Sono inoltre tenuti a informare la Commissione sui risultati del monitoraggio, inclusi i dati relativi ai superamenti dei valori limite, agli incidenti e alle eventuali deroghe concesse.
Questa misura contribuisce direttamente a uno degli obiettivi fondamentali della strategia sulla resilienza idrica: garantire il diritto all’acqua potabile sicura. Risponde, inoltre, all’invito contenuto nella strategia ad agire con urgenza contro gli inquinanti che minacciano le fonti di acqua potabile in Europa.
La rifusione della direttiva sull'acqua potabile è stata adottata nel 2020 (Direttiva (UE) 2020/2184) e gli Stati membri erano tenuti a recepirla nel diritto nazionale entro gennaio 2023. Per favorire un monitoraggio coerente in tutta l’UE, nel 2024 la Commissione ha pubblicato specifiche llinee guida tecniche.
È la prima volta che nell’Unione europea viene attuato un monitoraggio sistematico delle PFAS nell’acqua potabile. In caso di superamento dei valori limite, gli Stati membri devono adottare misure per ridurre i livelli di PFAS a tutela della salute pubblica e informare i cittadini.
Tali interventi possono includere la chiusura dei pozzi contaminati, l’introduzione di ulteriori fasi di trattamento per rimuovere le PFAS o la limitazione dell’uso delle forniture di acqua potabile finché il superamento persiste.

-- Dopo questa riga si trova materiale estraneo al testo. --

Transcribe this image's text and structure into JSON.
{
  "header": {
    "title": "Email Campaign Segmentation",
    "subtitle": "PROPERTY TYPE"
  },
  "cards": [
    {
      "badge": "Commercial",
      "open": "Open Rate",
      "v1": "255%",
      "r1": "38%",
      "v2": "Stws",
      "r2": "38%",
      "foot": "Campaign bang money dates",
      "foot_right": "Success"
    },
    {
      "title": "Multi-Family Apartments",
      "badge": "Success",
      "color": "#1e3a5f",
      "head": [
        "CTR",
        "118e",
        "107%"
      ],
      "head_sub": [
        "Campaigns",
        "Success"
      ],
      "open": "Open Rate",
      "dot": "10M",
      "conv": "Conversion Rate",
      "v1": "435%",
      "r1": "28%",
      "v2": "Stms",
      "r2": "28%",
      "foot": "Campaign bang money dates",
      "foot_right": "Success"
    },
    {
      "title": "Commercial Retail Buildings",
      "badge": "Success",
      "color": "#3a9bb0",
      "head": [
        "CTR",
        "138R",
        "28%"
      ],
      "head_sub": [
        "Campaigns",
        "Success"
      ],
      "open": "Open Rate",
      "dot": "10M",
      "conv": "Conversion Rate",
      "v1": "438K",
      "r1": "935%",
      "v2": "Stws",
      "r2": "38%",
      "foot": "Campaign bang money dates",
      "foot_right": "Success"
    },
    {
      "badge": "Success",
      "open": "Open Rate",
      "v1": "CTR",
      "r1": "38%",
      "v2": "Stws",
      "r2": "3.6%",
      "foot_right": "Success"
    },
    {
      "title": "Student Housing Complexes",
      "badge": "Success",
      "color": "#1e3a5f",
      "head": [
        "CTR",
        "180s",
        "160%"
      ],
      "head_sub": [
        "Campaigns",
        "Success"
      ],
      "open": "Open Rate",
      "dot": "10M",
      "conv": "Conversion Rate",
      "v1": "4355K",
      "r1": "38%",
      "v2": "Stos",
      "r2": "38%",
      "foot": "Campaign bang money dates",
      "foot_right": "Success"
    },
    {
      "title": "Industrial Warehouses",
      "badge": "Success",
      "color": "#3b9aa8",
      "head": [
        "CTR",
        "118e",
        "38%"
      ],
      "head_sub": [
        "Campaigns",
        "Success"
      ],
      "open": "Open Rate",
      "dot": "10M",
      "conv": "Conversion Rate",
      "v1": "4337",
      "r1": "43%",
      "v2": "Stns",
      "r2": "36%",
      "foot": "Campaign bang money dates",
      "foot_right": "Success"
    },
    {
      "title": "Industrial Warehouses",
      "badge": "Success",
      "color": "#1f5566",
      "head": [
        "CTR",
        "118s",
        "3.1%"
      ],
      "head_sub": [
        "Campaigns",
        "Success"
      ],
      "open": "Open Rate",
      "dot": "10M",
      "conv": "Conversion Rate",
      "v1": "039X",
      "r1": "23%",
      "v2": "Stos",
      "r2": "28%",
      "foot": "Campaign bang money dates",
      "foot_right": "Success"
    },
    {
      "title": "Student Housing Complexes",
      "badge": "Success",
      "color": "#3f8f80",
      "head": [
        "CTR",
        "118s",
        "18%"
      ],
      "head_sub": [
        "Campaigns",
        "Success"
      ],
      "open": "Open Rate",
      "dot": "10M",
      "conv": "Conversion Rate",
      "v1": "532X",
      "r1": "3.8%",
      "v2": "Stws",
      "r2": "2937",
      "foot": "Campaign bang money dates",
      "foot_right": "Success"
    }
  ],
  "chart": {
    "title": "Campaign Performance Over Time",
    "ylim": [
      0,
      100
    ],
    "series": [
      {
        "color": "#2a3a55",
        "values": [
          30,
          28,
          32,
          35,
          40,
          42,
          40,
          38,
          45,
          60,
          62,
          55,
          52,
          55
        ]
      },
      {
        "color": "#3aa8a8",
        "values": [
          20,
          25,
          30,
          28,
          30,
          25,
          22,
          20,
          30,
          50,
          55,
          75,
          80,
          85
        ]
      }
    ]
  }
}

Jessika Roswall, Commissaria per l’Ambiente, la resilienza idrica e un’economia circolare competitiva, ha dichiarato: “L’inquinamento da PFAS rappresenta una preoccupazione crescente per l’acqua potabile in tutta Europa. Con i limiti armonizzati e il monitoraggio obbligatorio ora in vigore, gli Stati membri dispongono delle regole e degli strumenti necessari per individuare e affrontare rapidamente le PFAS, proteggendo così la salute pubblica”.